By: Zhen Guo
Advisor: Roberto Rojas-Cessa
Department of Electrical and Computer Engineering

Time: 2:00 PM, Wednesday, December 14th, 2005.
Place: Room 202, ECE Center, New Jersey Institute of Technology, Newark NJ. Directions

Abstract

With the rapid development of optical interconnection technology, high-performance switches are required to resolve contentions in a fast manner to satisfy the demand for high throughput and high-speed rates.  Combined input-crosspoint buffered (CICB) switches are an alternative to input-buffered (IB) packet switches to provide high-performance switching and to relax arbitration timing for packet switches with high-speed ports.

This dissertation studies a feedback-based arbitration model, where cell selection is based on the provided service to virtual output queues (VOQs). The feedback-based scheme is named round-robin with adaptable frame size (RRAF) arbitration. Here, it is proved that RRAF achieves 100% throughput under uniform admissible traffic through Lyapunov’s analysis.

Switches with crosspoint buffers are sensitive to the transmission delays, or round-trip times (RTTs). Therefore, the largest RTT value defines the crosspoint buffer size for ports with high-speed rates. However, buffers are expensive in a crossbar as the number of them is proportional to the number of crosspoints. To minimize implementation costs, this thesis investigates how to select the crosspoint buffer size under non-negligible round-trip times and under uniform traffic. With analysis of stability margin, the relationship between the crosspoint buffer size and round-trip time is derived.

Considering that CICB switches deliver higher performance than IB switches and require no speedup, this dissertation investigates the maximum throughput performance that these switches can achieve. It is proved that CICB switches, without speedup, achieve 100% throughput under traffic that follows the Strong Law of Large Numbers, through stability analysis of these switches by using a fluid model and a novel class of arbitration schemes.

In order to give a better insight of the feedback nature of arbitration schemes for CICB switches, a frame-based round-robin arbitration scheme with explicit feedback control (FRE) is introduced. It is shown that the concept of explicitly feedback in a continuous system can be engineered to be stable. This concept is transported to discrete systems, such as cell-based switches, and used to create arbitration schemes that deliver high performance under uniform and nonuniform traffic models.

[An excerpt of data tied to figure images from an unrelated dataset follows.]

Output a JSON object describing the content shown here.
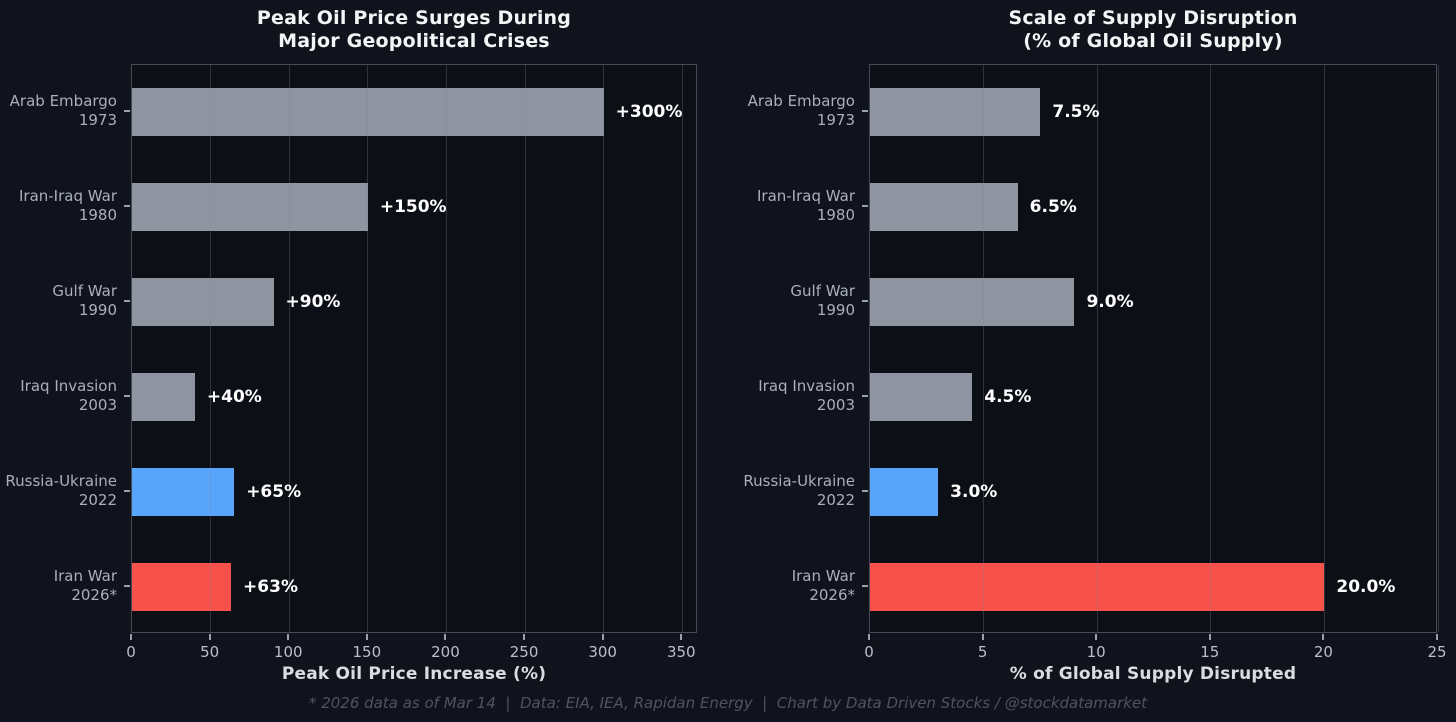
{
  "page": {
    "background": "#10131b",
    "plot_background": "#0c0f16"
  },
  "colors": {
    "gray": "#8e95a0",
    "blue": "#57a4fa",
    "red": "#f6514a",
    "grid": "rgba(125,133,148,0.30)",
    "spine": "#464c57",
    "title_text": "#f3f5f7",
    "tick_text": "#b9c0c9",
    "category_text": "#a9b0ba",
    "value_text": "#ffffff",
    "footer_text": "#4e545e"
  },
  "chart_data": [
    {
      "type": "bar",
      "orientation": "horizontal",
      "title_lines": [
        "Peak Oil Price Surges During",
        "Major Geopolitical Crises"
      ],
      "title": "Peak Oil Price Surges During Major Geopolitical Crises",
      "categories": [
        [
          "Arab Embargo",
          "1973"
        ],
        [
          "Iran-Iraq War",
          "1980"
        ],
        [
          "Gulf War",
          "1990"
        ],
        [
          "Iraq Invasion",
          "2003"
        ],
        [
          "Russia-Ukraine",
          "2022"
        ],
        [
          "Iran War",
          "2026*"
        ]
      ],
      "values": [
        300,
        150,
        90,
        40,
        65,
        63
      ],
      "value_labels": [
        "+300%",
        "+150%",
        "+90%",
        "+40%",
        "+65%",
        "+63%"
      ],
      "bar_colors": [
        "gray",
        "gray",
        "gray",
        "gray",
        "blue",
        "red"
      ],
      "xlabel": "Peak Oil Price Increase (%)",
      "ylabel": "",
      "xlim": [
        0,
        360
      ],
      "xticks": [
        0,
        50,
        100,
        150,
        200,
        250,
        300,
        350
      ],
      "grid": true,
      "legend": false
    },
    {
      "type": "bar",
      "orientation": "horizontal",
      "title_lines": [
        "Scale of Supply Disruption",
        "(% of Global Oil Supply)"
      ],
      "title": "Scale of Supply Disruption (% of Global Oil Supply)",
      "categories": [
        [
          "Arab Embargo",
          "1973"
        ],
        [
          "Iran-Iraq War",
          "1980"
        ],
        [
          "Gulf War",
          "1990"
        ],
        [
          "Iraq Invasion",
          "2003"
        ],
        [
          "Russia-Ukraine",
          "2022"
        ],
        [
          "Iran War",
          "2026*"
        ]
      ],
      "values": [
        7.5,
        6.5,
        9.0,
        4.5,
        3.0,
        20.0
      ],
      "value_labels": [
        "7.5%",
        "6.5%",
        "9.0%",
        "4.5%",
        "3.0%",
        "20.0%"
      ],
      "bar_colors": [
        "gray",
        "gray",
        "gray",
        "gray",
        "blue",
        "red"
      ],
      "xlabel": "% of Global Supply Disrupted",
      "ylabel": "",
      "xlim": [
        0,
        25
      ],
      "xticks": [
        0,
        5,
        10,
        15,
        20,
        25
      ],
      "grid": true,
      "legend": false
    }
  ],
  "footer": {
    "text": "* 2026 data as of Mar 14  |  Data: EIA, IEA, Rapidan Energy  |  Chart by Data Driven Stocks / @stockdatamarket"
  }
}
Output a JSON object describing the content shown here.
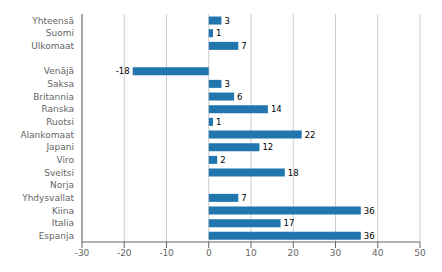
{
  "chart_data": {
    "type": "bar",
    "orientation": "horizontal",
    "categories": [
      "Espanja",
      "Italia",
      "Kiina",
      "Yhdysvallat",
      "Norja",
      "Sveitsi",
      "Viro",
      "Japani",
      "Alankomaat",
      "Ruotsi",
      "Ranska",
      "Britannia",
      "Saksa",
      "Venäjä",
      null,
      "Ulkomaat",
      "Suomi",
      "Yhteensä"
    ],
    "values": [
      36,
      17,
      36,
      7,
      0,
      18,
      2,
      12,
      22,
      1,
      14,
      6,
      3,
      -18,
      null,
      7,
      1,
      3
    ],
    "color": "#2176ae",
    "xlim": [
      -30,
      50
    ],
    "xticks": [
      -30,
      -20,
      -10,
      0,
      10,
      20,
      30,
      40,
      50
    ],
    "grid": true,
    "data_labels": true
  }
}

In addition, this dissertation explores an alternative analysis technique based on control theory to study the stability of arbitration and matching schemes for packet switches, where a continuous system and a control model are used to emulate queuing systems.

Committee Members:
Roberto Rojas-Cessa, Advisor, Assistant Professor, ECE Dept., NJIT
Nirwan Ansari, Professor, ECE Dept., NJIT
Edwin Hou, Associate Professor, ECE Dept., NJIT
Jie Hu, Assistant Professor, ECE Dept., NJIT
Aleksandar Kolarov, Technical Leader, Cisco Systems